On‐coil multiple channel transmit system based on class‐D amplification and pre‐amplification with current amplitude feedback

Gudino

Heilman

Riffe

et al. 2012

Self Cite

A complete high-efficiency transmit amplifier unit designed to be implemented in on-coil transmit arrays is presented. High power capability, low power dissipation, scalability and cost minimization were some of the requirements imposed to the design. The system is composed of a current mode class-D (CMCD) amplifier output stage and a voltage mode class-D (VMCD) preamplification stage. The amplitude information of the radio frequency pulse was added through a customized step-down DC-DC converter with current amplitude feedback that connects to the CMCD stage. Benchtop measurements and imaging experiments were carried out to analyze system performance.
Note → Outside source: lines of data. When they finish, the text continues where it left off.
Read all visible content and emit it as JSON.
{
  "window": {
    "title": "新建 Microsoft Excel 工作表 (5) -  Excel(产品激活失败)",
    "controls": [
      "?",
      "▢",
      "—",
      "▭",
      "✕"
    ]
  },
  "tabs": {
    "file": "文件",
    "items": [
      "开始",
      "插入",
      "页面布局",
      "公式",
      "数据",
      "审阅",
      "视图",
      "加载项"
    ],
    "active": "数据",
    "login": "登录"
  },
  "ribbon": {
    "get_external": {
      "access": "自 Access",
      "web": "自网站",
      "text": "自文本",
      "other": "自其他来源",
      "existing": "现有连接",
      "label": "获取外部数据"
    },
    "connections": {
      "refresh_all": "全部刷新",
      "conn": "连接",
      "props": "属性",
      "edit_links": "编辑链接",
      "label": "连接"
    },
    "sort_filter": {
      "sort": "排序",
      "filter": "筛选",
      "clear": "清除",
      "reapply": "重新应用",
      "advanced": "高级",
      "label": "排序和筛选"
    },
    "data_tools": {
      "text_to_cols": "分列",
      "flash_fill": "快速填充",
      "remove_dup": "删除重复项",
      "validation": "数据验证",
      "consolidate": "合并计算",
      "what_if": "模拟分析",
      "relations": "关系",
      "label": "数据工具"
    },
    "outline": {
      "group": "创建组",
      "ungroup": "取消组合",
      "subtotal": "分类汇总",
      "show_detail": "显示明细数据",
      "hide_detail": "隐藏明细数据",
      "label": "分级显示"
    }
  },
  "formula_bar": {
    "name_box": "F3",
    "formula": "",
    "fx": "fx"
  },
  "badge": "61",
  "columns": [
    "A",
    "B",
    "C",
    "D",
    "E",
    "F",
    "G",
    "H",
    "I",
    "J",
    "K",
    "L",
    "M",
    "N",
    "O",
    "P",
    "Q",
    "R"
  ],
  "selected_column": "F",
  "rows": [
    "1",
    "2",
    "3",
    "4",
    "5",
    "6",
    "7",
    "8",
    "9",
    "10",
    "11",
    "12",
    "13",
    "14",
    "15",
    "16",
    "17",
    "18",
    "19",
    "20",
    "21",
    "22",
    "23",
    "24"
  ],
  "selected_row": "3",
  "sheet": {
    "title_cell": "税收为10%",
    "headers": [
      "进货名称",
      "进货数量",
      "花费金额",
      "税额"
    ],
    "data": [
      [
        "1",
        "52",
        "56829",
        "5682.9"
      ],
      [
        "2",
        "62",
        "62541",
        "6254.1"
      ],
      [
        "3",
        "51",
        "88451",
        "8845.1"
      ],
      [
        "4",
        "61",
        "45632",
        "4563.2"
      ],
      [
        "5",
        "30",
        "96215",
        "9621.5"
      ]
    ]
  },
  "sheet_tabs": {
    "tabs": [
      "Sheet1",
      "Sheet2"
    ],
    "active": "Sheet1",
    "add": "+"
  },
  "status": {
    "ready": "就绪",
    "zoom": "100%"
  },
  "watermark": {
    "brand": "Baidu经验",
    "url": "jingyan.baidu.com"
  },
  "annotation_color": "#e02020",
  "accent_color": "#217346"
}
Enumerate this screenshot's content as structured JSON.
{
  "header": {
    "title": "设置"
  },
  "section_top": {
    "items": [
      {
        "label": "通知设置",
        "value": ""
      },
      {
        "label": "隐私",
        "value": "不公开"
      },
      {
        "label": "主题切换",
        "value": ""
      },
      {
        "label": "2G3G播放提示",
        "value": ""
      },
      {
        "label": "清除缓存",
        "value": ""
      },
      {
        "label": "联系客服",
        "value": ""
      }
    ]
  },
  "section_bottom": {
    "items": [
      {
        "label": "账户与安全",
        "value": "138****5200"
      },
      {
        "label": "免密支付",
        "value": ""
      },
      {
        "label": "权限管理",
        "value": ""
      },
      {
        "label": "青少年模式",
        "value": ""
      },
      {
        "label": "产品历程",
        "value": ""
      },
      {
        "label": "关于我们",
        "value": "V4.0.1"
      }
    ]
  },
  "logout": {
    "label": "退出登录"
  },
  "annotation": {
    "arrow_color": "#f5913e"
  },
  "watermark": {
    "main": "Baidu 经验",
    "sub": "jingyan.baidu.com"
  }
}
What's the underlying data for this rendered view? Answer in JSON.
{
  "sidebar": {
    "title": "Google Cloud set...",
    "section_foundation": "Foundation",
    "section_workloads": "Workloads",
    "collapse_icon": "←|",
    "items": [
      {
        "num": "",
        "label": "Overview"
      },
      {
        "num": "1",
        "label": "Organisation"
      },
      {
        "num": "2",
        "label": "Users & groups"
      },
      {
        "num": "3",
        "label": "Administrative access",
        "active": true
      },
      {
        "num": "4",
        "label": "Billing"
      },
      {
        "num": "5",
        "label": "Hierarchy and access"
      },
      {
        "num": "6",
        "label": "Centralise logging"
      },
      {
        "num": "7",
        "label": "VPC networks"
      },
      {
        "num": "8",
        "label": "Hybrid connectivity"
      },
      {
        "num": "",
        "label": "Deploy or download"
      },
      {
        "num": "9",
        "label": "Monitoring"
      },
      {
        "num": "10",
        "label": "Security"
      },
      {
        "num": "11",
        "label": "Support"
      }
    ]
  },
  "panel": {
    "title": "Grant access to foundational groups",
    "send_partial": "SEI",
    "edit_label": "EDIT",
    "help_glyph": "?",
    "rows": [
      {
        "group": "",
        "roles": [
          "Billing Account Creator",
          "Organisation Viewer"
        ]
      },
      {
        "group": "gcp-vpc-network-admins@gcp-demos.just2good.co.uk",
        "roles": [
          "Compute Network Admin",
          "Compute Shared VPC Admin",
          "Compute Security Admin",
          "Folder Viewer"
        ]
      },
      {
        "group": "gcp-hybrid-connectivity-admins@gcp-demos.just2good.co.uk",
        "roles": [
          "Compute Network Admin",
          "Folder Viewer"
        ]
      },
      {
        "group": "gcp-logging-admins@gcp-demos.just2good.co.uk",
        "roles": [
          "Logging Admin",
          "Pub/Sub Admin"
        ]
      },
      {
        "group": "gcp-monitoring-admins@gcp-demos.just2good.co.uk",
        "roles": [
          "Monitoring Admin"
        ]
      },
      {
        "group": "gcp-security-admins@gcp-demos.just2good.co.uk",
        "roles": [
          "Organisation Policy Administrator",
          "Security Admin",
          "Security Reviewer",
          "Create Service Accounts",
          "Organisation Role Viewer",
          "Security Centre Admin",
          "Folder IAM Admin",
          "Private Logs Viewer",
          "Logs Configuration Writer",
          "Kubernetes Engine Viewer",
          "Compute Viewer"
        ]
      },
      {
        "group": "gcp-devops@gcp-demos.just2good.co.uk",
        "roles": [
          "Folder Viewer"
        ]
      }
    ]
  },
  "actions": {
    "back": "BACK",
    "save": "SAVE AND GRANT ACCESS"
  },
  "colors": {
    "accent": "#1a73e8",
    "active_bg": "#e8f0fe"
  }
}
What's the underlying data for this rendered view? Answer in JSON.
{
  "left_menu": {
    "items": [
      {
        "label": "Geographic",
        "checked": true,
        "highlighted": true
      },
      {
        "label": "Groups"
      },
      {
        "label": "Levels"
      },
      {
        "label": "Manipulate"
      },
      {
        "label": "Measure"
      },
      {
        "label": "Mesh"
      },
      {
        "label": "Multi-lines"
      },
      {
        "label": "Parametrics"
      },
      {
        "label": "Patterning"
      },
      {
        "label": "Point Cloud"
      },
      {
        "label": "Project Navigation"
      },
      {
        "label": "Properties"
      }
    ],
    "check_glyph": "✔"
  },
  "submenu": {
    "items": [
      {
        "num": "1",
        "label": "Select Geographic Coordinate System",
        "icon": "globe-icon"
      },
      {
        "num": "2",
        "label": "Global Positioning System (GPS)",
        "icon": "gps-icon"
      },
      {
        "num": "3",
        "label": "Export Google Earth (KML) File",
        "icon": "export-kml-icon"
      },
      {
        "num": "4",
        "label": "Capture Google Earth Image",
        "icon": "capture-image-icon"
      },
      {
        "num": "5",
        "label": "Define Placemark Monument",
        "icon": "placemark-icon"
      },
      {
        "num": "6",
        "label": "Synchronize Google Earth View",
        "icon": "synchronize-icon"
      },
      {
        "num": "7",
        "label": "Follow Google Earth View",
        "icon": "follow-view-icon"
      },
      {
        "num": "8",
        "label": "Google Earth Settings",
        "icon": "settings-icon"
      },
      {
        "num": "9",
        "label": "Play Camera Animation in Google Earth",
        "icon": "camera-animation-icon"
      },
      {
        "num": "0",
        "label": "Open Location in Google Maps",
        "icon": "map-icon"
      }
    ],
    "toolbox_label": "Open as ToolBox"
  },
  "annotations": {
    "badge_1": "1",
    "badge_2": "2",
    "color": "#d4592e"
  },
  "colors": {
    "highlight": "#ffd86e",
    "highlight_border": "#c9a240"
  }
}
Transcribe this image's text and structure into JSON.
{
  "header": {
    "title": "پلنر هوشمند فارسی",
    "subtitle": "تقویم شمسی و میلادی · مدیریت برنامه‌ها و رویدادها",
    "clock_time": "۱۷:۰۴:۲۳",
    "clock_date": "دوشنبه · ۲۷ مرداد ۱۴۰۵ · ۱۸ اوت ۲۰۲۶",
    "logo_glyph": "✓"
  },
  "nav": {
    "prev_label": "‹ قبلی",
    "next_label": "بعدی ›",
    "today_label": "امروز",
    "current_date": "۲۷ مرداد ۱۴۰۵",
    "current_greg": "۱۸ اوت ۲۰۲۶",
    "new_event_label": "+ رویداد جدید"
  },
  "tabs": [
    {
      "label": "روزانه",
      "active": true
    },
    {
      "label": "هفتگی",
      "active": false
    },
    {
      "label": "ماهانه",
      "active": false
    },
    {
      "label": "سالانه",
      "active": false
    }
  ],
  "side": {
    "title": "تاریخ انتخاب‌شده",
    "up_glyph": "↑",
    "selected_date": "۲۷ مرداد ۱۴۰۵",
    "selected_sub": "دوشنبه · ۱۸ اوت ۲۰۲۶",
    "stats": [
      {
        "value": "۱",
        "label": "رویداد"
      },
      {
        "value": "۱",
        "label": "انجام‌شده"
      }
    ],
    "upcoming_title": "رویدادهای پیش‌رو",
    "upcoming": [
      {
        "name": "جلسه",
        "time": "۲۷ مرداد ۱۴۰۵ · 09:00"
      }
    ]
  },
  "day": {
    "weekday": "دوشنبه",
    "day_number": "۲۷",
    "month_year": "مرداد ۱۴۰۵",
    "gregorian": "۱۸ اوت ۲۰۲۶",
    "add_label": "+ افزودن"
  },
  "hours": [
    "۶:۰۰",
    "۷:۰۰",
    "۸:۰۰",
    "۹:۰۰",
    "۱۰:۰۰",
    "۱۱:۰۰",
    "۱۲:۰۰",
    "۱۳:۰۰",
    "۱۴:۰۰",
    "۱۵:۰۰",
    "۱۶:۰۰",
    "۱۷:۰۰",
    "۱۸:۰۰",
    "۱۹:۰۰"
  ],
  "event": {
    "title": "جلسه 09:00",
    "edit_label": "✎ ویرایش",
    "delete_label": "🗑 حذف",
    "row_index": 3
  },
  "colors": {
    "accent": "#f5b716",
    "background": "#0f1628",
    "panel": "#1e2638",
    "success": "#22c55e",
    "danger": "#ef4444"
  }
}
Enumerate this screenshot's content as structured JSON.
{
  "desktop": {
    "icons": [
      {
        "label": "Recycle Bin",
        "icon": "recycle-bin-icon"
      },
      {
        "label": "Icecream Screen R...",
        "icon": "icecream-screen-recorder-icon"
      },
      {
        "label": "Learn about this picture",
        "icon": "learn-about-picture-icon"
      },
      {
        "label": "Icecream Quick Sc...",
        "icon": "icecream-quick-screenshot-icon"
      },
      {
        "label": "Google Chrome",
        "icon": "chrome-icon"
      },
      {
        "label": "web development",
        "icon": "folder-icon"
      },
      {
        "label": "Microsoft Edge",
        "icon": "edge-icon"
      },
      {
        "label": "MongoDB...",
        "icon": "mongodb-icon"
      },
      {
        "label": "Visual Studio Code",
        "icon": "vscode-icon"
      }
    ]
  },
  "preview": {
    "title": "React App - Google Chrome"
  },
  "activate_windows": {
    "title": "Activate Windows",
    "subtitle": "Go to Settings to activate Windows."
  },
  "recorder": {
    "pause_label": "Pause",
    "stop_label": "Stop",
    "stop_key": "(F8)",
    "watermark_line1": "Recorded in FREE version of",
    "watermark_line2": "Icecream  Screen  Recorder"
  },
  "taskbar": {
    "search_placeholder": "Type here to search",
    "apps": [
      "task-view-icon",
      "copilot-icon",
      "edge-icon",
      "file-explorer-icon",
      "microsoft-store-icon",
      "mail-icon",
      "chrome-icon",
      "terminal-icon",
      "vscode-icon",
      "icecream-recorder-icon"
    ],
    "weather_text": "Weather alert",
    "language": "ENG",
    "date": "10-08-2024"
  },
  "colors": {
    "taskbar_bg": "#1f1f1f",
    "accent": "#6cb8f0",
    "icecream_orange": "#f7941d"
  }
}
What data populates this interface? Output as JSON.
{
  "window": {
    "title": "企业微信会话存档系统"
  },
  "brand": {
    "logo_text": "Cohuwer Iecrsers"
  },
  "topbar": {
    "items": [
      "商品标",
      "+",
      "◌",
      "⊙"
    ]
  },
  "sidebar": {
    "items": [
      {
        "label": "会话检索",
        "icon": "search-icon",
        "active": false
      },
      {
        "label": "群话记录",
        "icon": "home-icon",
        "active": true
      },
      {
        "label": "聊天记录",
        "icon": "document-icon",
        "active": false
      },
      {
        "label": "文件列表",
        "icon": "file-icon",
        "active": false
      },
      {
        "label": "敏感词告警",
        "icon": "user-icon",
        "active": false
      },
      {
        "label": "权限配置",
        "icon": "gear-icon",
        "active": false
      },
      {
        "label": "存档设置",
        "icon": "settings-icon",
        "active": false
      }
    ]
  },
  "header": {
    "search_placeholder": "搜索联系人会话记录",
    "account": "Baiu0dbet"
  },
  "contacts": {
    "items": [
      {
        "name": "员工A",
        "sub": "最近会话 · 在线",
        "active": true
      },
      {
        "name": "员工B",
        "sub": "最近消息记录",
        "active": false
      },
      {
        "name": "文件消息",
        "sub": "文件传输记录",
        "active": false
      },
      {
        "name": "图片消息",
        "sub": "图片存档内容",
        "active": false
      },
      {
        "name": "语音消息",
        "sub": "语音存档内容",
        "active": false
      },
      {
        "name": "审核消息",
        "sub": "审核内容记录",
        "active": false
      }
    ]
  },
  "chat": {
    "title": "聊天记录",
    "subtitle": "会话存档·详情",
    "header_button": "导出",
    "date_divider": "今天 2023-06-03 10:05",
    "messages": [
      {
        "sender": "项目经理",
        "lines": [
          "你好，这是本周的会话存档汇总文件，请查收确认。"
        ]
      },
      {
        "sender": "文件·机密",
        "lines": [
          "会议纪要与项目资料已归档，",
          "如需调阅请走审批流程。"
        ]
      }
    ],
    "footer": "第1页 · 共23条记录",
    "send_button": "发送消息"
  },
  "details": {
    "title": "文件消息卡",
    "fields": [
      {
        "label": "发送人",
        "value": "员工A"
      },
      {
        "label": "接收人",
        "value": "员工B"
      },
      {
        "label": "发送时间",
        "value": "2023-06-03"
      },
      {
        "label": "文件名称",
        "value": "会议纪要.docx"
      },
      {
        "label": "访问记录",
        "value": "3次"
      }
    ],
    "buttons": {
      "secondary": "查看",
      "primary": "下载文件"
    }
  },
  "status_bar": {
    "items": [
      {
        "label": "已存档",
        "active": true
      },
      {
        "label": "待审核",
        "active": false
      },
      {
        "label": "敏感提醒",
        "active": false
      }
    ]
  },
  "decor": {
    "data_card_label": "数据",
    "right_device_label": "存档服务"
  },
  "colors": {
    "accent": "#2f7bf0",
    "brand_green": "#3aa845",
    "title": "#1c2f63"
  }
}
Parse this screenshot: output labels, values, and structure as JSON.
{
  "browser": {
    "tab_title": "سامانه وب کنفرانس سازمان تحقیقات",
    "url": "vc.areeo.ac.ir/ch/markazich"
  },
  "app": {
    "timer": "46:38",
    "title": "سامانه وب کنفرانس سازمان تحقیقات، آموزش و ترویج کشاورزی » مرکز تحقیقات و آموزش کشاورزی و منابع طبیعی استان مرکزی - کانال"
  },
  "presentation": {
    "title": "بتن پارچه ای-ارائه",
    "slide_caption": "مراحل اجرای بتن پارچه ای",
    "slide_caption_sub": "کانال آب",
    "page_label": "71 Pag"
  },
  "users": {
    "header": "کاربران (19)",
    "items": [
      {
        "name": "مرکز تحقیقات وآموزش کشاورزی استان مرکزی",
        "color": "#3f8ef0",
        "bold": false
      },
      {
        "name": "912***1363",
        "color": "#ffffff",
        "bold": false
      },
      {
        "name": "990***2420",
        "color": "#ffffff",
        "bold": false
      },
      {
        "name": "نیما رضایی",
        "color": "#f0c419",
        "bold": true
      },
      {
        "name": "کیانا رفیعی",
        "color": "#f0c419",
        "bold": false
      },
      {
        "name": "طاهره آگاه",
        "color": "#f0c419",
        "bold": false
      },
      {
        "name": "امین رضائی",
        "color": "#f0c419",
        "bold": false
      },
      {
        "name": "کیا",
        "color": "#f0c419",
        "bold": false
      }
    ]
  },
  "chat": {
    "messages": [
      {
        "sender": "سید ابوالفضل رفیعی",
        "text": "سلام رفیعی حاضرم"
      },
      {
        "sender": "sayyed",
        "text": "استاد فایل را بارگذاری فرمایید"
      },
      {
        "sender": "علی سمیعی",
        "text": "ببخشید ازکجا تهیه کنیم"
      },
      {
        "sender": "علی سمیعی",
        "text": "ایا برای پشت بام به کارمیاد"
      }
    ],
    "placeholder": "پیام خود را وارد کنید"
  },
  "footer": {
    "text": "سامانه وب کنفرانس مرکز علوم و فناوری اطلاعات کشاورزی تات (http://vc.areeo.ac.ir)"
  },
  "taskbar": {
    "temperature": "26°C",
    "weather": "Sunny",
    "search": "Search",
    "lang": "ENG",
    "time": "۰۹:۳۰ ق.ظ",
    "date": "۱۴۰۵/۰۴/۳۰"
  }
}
Direct control of B1 was possible and its load sensitivity was reduced to less than 10% variation from unloaded to full loaded condition. When using the amplifiers in an array configuration, isolation above 20 dB was achieved between neighboring coils by the amplifier decoupling method. High output current operation of the transmitter was proved on the benchtop through output power measurements and in a 1.5 T scanner through flip angle quantification. Finally, single and multiple channel excitations with the new hardware were demonstrated by receiving signal with the body coil of the scanner.